Twórcą produkcji jest Charlie Brooker – felietonista Guardiana i baczny obserwator i komentator życia społecznego i rozwoju nowych technologii. Serial nadawał brytyjski Channel 4.

Akcja każdego z odcinków dzieje się w bliżej nieokreślonej przyszłości jednak nie mamy wątpliwości, że jest to raczej przyszłość nam bliższa niż dalsza. Serialu nie musimy oglądać po kolei, gdyż każdy epizod przedstawia zupełnie inną historię. A każda z nich jest równie problematyczna i wieloznaczna moralnie. Mamy więc poruszane kwestię zoofilii jako sztuki, totalnie ztabloidyzowanego społeczeństwa, gdzie każdy marzy o wygraniu talent show, manipulowaniu ludzką pamięcią za pomocą wczepianego urządzenia, „klonowania” zmarłych, niecodziennych sposobów karania skazanych w Parkach Sprawiedliwości, czy bezmyślnego głosowania w wyborach na niebieskiego misia.

Głosujesz?

Serial rzeczywiście jest wstrząsający biorąc pod uwagę jak szybko rozwija się technologia i jak daleko posuwają się niektórzy artyści, by tworzyć „sztukę”. Przy każdym odcinku natychmiast uruchamia nam się myślenie. To wszystko wydaje się takie nieodległe. Co jeśli za chwilę my będziemy mogli skorzystać z takiego ZIARNA i odtwarzać obrazy z pamięci niczym z aparatu fotograficznego? Albo jeśli pojawi się możliwość „przywrócenia” naszych zmarłych najbliższych? Oglądając ten serial musimy wraz z bohaterami, stawić czoła wszelkim konsekwencjom.  Obserwujemy wysiłek z jakim starają się sprostać próbie, na którą zostali wystawieni. To bardzo męczące, zarówno dla nich jak i dla widza. My bowiem także gorączkowo szukamy wyjścia z sytuacji. Najgorszy jest fakt, że niemal nigdy nie dochodzimy do jednoznacznej konkluzji.  Zostajemy wplątani w sytuacje bez wyjścia, gdzie można wybierać tylko między rzeczami mniej lub bardziej wątpliwymi moralnie. Czujemy się zamknięci w tej pułapce razem z bohaterem. Wiemy, że w którąkolwiek stronę się zwróci, nie dostanie upragnionego happy endu. Obok przyjemności płynącej z oglądania dobrej produkcji doświadczamy jednocześnie dyskomfortu, niedowierzania i obawy o to dokąd zmierza nasza cywilizacja.

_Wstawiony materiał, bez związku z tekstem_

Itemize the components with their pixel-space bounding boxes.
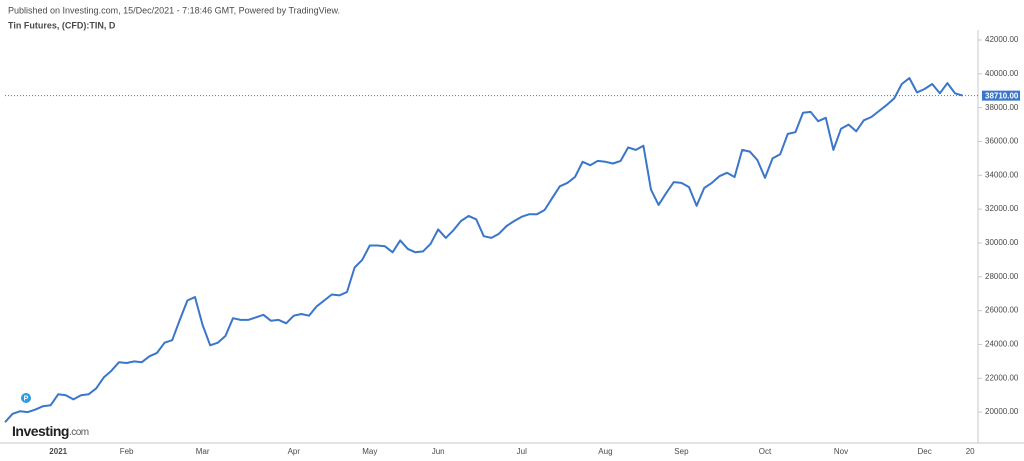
x-tick-label: Nov (834, 447, 848, 456)
header: Published on Investing.com, 15/Dec/2021 … (8, 5, 340, 15)
x-tick-label: Oct (759, 447, 772, 456)
y-tick-label: 22000.00 (985, 373, 1019, 382)
y-tick-label: 20000.00 (985, 407, 1019, 416)
price-line (4, 77, 963, 423)
x-tick-label: 20 (966, 447, 975, 456)
y-tick-label: 32000.00 (985, 204, 1019, 213)
y-tick-label: 28000.00 (985, 272, 1019, 281)
y-tick-label: 24000.00 (985, 340, 1019, 349)
x-tick-label: Sep (674, 447, 689, 456)
x-tick-label: Dec (917, 447, 931, 456)
y-tick-label: 34000.00 (985, 170, 1019, 179)
x-tick-label: Jul (517, 447, 527, 456)
y-tick-label: 30000.00 (985, 238, 1019, 247)
logo-suffix: .com (69, 427, 89, 438)
last-price-badge (982, 90, 1020, 101)
x-tick-label: Jun (432, 447, 445, 456)
last-price-label: 38710.00 (985, 91, 1019, 100)
y-tick-label: 40000.00 (985, 69, 1019, 78)
y-tick-label: 26000.00 (985, 306, 1019, 315)
logo-brand: Investing (12, 423, 69, 439)
marker-label: P (24, 395, 29, 402)
x-tick-label: Mar (196, 447, 210, 456)
chart-title: Tin Futures, (CFD):TIN, D (8, 20, 116, 30)
x-tick-label: 2021 (49, 447, 67, 456)
x-tick-label: May (362, 447, 377, 456)
y-tick-label: 38000.00 (985, 103, 1019, 112)
x-tick-label: Apr (288, 447, 301, 456)
logo: Investing.com (12, 423, 89, 439)
y-tick-label: 42000.00 (985, 35, 1019, 44)
y-tick-label: 36000.00 (985, 137, 1019, 146)
marker-badge (21, 393, 31, 403)
x-tick-label: Feb (120, 447, 134, 456)
x-tick-label: Aug (598, 447, 612, 456)
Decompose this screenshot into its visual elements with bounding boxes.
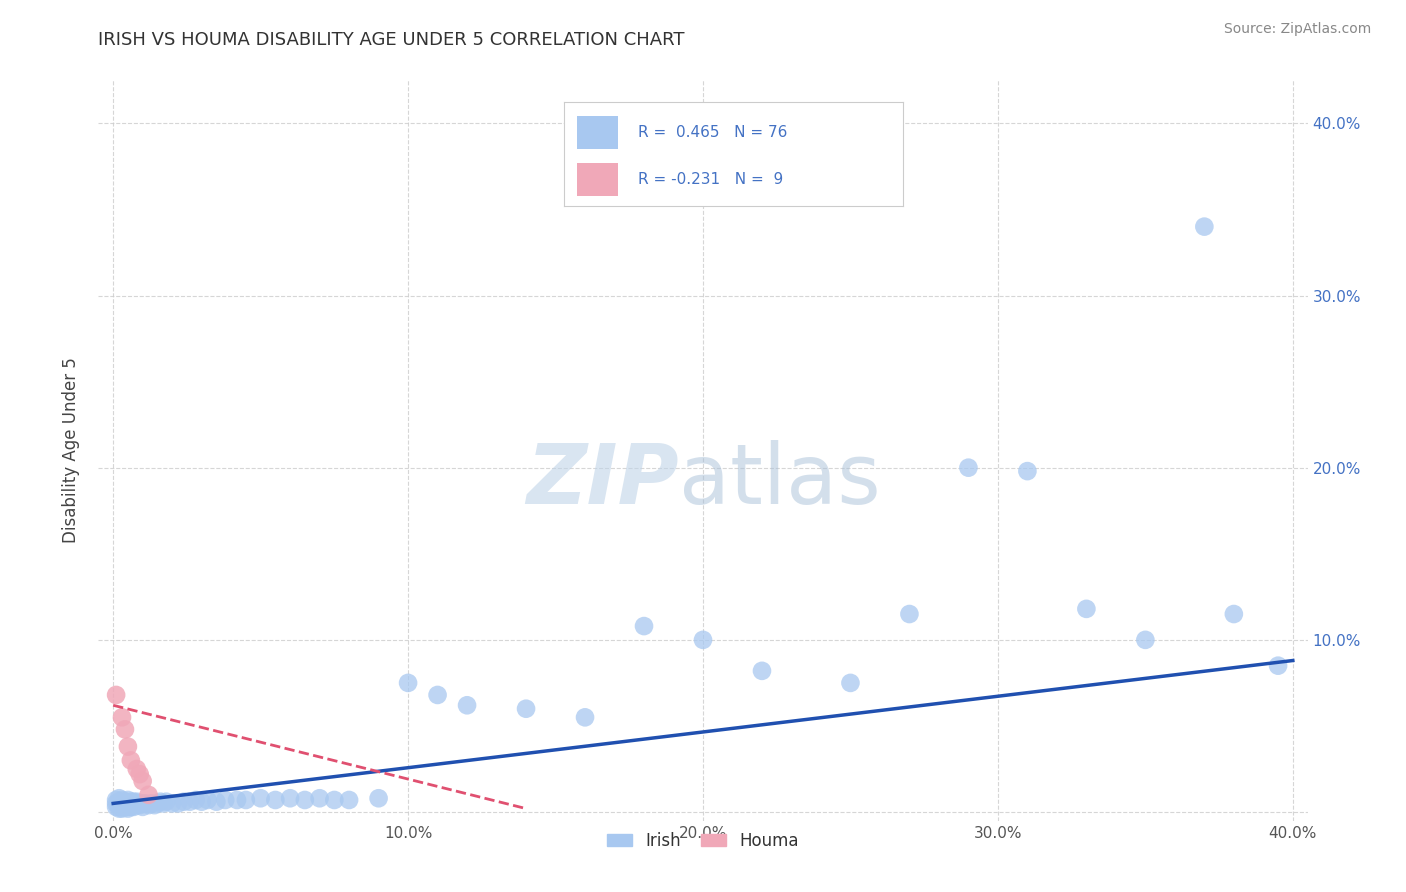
Point [957,460,980,475]
Text: ZIP: ZIP [526,440,679,521]
Point [111,793,134,807]
Point [131,797,153,811]
Point [128,798,150,813]
Point [633,619,655,633]
Point [751,664,773,678]
Point [111,801,134,815]
Point [122,800,145,814]
Point [1267,658,1289,673]
Point [173,795,195,809]
Point [120,797,142,811]
Point [114,800,136,814]
Point [108,798,131,813]
Point [117,801,139,815]
Point [226,793,249,807]
Point [105,793,128,807]
Point [128,767,150,781]
Point [120,795,142,809]
Point [337,793,360,807]
Point [111,797,134,811]
Point [235,793,257,807]
Point [146,797,169,811]
Point [120,753,142,767]
Point [197,793,219,807]
Point [214,793,236,807]
Point [125,795,148,809]
Point [294,793,316,807]
Point [105,797,128,811]
Point [120,800,142,814]
Text: atlas: atlas [679,440,880,521]
Point [131,774,153,789]
Point [108,795,131,809]
Point [155,795,177,809]
Point [108,791,131,805]
Point [122,798,145,813]
Point [160,797,183,811]
Point [135,797,157,811]
Point [111,800,134,814]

To nie jest kraj dla dobrych i miłych ludzi. Nawet, gdy śpiewają piękne piosenki
Przed wami... Najbardziej wkurzający ludzie w całej serii. 

Przerażająca jest wizja całego społeczeństwa jaka wyłania się z serialu. To ludzie bezmyślni, niemal bezwolni, wgapieni w monitory telewizorów, komputerów, tabletów i innych nowoczesnych urządzeń. W pierwszym odcinku wszyscy obywatele wyczekują z napięciem czy ich premier spełni żądania szantażysty i będzie uprawiał w publicznej telewizji seks ze świnią. W innym wszyscy, zamiast pomóc ściganej kobiecie, tylko robią jej zdjęcia. Ze wszystkich stron tylko blask, flesz za fleszem. Niczym współcześni domorośli paparazzi przy ofierze wypadku. Była to najbardziej creepy rzecz jaką widziałam w tym serialu. Co prawda później dostajemy wyjaśnienie ale sama nie jestem w stanie stwierdzić, czy tylko nie pogarsza (zamienia w jeszcze bardziej creepy) ono całego obrazu. Widzimy też jak wszyscy są gotowi głosować w wyborach na wirtualnego misia o błaznowatym sposobie bycia i ciętym języku. A wyobraźcie sobie świat, w którym ludzie są zmuszani do oglądania porno w telewizji! Raj? Absolutnie nie!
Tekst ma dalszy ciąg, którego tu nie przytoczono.